Monday, Feb. 04, 2002
Can Lawmakers Now Afford To Be Obstacles To Reform?
By Mitch Frank
Washington has its own version of the business cycle: when times are good, get rid of pesky regulations that companies complain are holding them back; when things turn sour, start crying for rules. No legislator wants to appear to be blocking reform now, especially in an election year, but previous efforts have faded away when the headlines did. Here are four areas of reform and the hurdles they face.

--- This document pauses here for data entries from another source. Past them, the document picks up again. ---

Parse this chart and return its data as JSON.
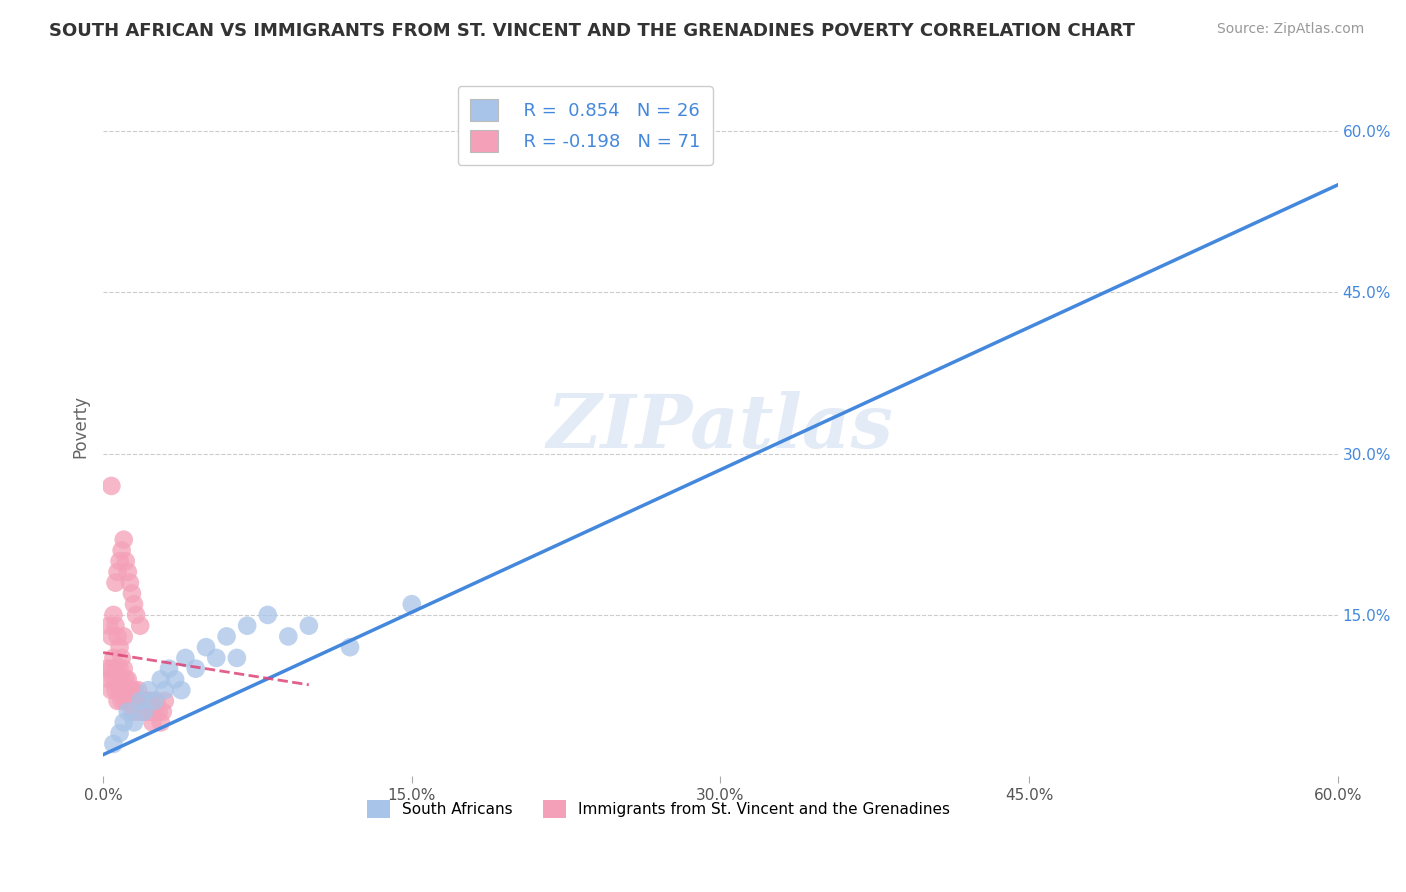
{
  "title": "SOUTH AFRICAN VS IMMIGRANTS FROM ST. VINCENT AND THE GRENADINES POVERTY CORRELATION CHART",
  "source": "Source: ZipAtlas.com",
  "ylabel": "Poverty",
  "r_blue": 0.854,
  "n_blue": 26,
  "r_pink": -0.198,
  "n_pink": 71,
  "color_blue": "#a8c4e8",
  "color_pink": "#f4a0b8",
  "color_blue_line": "#4488dd",
  "color_pink_line": "#dd4477",
  "color_text": "#4488dd",
  "watermark": "ZIPatlas",
  "xlim": [
    0.0,
    0.6
  ],
  "ylim": [
    0.0,
    0.65
  ],
  "xticks": [
    0.0,
    0.15,
    0.3,
    0.45,
    0.6
  ],
  "yticks_right": [
    0.15,
    0.3,
    0.45,
    0.6
  ],
  "blue_trend_x0": 0.0,
  "blue_trend_y0": 0.02,
  "blue_trend_x1": 0.6,
  "blue_trend_y1": 0.55,
  "pink_trend_x0": 0.0,
  "pink_trend_y0": 0.115,
  "pink_trend_x1": 0.1,
  "pink_trend_y1": 0.085,
  "blue_scatter_x": [
    0.005,
    0.008,
    0.01,
    0.012,
    0.015,
    0.018,
    0.02,
    0.022,
    0.025,
    0.028,
    0.03,
    0.032,
    0.035,
    0.038,
    0.04,
    0.045,
    0.05,
    0.055,
    0.06,
    0.065,
    0.07,
    0.08,
    0.09,
    0.1,
    0.12,
    0.15
  ],
  "blue_scatter_y": [
    0.03,
    0.04,
    0.05,
    0.06,
    0.05,
    0.07,
    0.06,
    0.08,
    0.07,
    0.09,
    0.08,
    0.1,
    0.09,
    0.08,
    0.11,
    0.1,
    0.12,
    0.11,
    0.13,
    0.11,
    0.14,
    0.15,
    0.13,
    0.14,
    0.12,
    0.16
  ],
  "pink_scatter_x": [
    0.002,
    0.003,
    0.004,
    0.004,
    0.005,
    0.005,
    0.006,
    0.006,
    0.007,
    0.007,
    0.008,
    0.008,
    0.009,
    0.009,
    0.01,
    0.01,
    0.011,
    0.011,
    0.012,
    0.012,
    0.013,
    0.013,
    0.014,
    0.014,
    0.015,
    0.015,
    0.016,
    0.016,
    0.017,
    0.017,
    0.018,
    0.018,
    0.019,
    0.019,
    0.02,
    0.02,
    0.021,
    0.021,
    0.022,
    0.022,
    0.023,
    0.023,
    0.024,
    0.025,
    0.025,
    0.026,
    0.027,
    0.028,
    0.029,
    0.03,
    0.003,
    0.004,
    0.005,
    0.006,
    0.007,
    0.008,
    0.009,
    0.01,
    0.006,
    0.007,
    0.008,
    0.009,
    0.01,
    0.011,
    0.012,
    0.013,
    0.014,
    0.015,
    0.016,
    0.018,
    0.004
  ],
  "pink_scatter_y": [
    0.1,
    0.09,
    0.1,
    0.08,
    0.11,
    0.09,
    0.1,
    0.08,
    0.09,
    0.07,
    0.1,
    0.08,
    0.09,
    0.07,
    0.08,
    0.1,
    0.09,
    0.07,
    0.08,
    0.09,
    0.08,
    0.07,
    0.08,
    0.06,
    0.07,
    0.08,
    0.07,
    0.06,
    0.07,
    0.08,
    0.07,
    0.06,
    0.07,
    0.06,
    0.07,
    0.06,
    0.07,
    0.06,
    0.07,
    0.06,
    0.07,
    0.06,
    0.05,
    0.07,
    0.06,
    0.07,
    0.06,
    0.05,
    0.06,
    0.07,
    0.14,
    0.13,
    0.15,
    0.14,
    0.13,
    0.12,
    0.11,
    0.13,
    0.18,
    0.19,
    0.2,
    0.21,
    0.22,
    0.2,
    0.19,
    0.18,
    0.17,
    0.16,
    0.15,
    0.14,
    0.27
  ]
}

--By Mitch Frank. With reporting by Sally B. Donnelly/Washington
AUDITING LAWS
"We were wrong." When Senator Bob Torricelli of New Jersey said those words in a hearing last Thursday, it marked a dramatic turnaround. For years, Congress has aided the accounting industry's efforts to avoid new auditing rules. Torricelli is one of many lawmakers (including Connecticut Senator Joe Lieberman) who have pressured the SEC several times over the past decade to back off on tougher regulations for auditors. Clinton-appointed SEC chairman Arthur Levitt tried to enact rules that would have kept firms from auditing and consulting for the same clients and forced companies to publicly disclose more liabilities, such as executive stock options. Each time Congress quashed Levitt's efforts. But that opposition was gone at last week's hearing. "Perhaps the era of self-regulation is over," said Tennessee Senator Fred Thompson. But President Bush's SEC chairman, Harvey Pitt, doesn't share Levitt's concerns. As a lawyer and lobbyist for the accounting industry for more than 20 years, Pitt led the fight against Levitt's proposals. Now he's pressing for a new industry-funded oversight board. But the current board never flunked an auditor in 25 years of peer reviews. Pitt's proposal "lacks teeth and independence," says Levitt. The Senators may be talking about stricter regulation in televised hearings, but they're not proposing many bills. Will their change of heart last long enough to result in real action?
401(K) REFORM
It's impossible to find anyone on Capitol Hill these days opposed to new protections for 401(k)s. No members of Congress want voters to think they don't care about Enron employees who watched their retirement savings disappear into a black hole of creative accounting. Talking of how his mother-in-law lost $8,000 in Enron stock, President Bush put together a Cabinet team to study the issue. Senators Barbara Boxer and Jon Corzine are pushing a bill that would limit the amount of an employer's stock in its 401(k) plan and ease restrictions on how soon employees could sell it. Boxer only had to dust off a similar bill she proposed in 1997, when Texas retailer Color Tile went bankrupt. No one is vocally opposing the Boxer-Corzine bill--yet. "There's a lot of shrapnel up here," says a Senate staff member. "People are keeping their heads down." But businesses and their lobbyists don't like the idea, arguing that the restrictions would push employers to stop offering matching contributions. They fought Boxer's 1997 bill until it quietly died in committee. One person keeping quiet is Phil Gramm, usually a leading opponent of such restrictions. Gramm's wife Wendy served on the audit committee of Enron's board, and the Texas Senator has recused himself from Enron matters. His fellow Republicans are also holding their fire, for now.
ENERGY DEREGULATION
Anyone who watched both the struggle to keep the lights on in California and the implosion of Enron might be getting cold feet about deregulation. Not Joe Barton. The Texas Congressman, who chairs the House subcommittee on energy, hopes to get a bill further deregulating public utilities to the floor by the end of next month. Barton and other proponents see Enron as an isolated example. The White House has no plans to hold off on its energy bill and proposals for drilling in the Arctic National Wildlife Refuge. Opponents are adding Enron to their arguments, though no one new is fighting the bill. But the scandal has won converts to government oversight of energy-futures trading. Enron had persuaded Washington not to monitor the trades.
CAMPAIGN FINANCE
Enron broke the logjam on the long-stalled campaign-finance bill. House sponsors obtained 218 signatures--including those of 20 Republicans--last Thursday to force the G.O.P. leadership to take it to the floor. Charles Bass of New Hampshire provided a key Republican signature last week after failing to persuade Speaker Denny Hastert to allow debate. The bill still faces a tough vote; House majority whip Tom DeLay plans to fight it. But the 186 Representatives and 71 Senators who took Enron money may find the bill the easiest way to wash their hands. Opponents hope that Bush will veto it.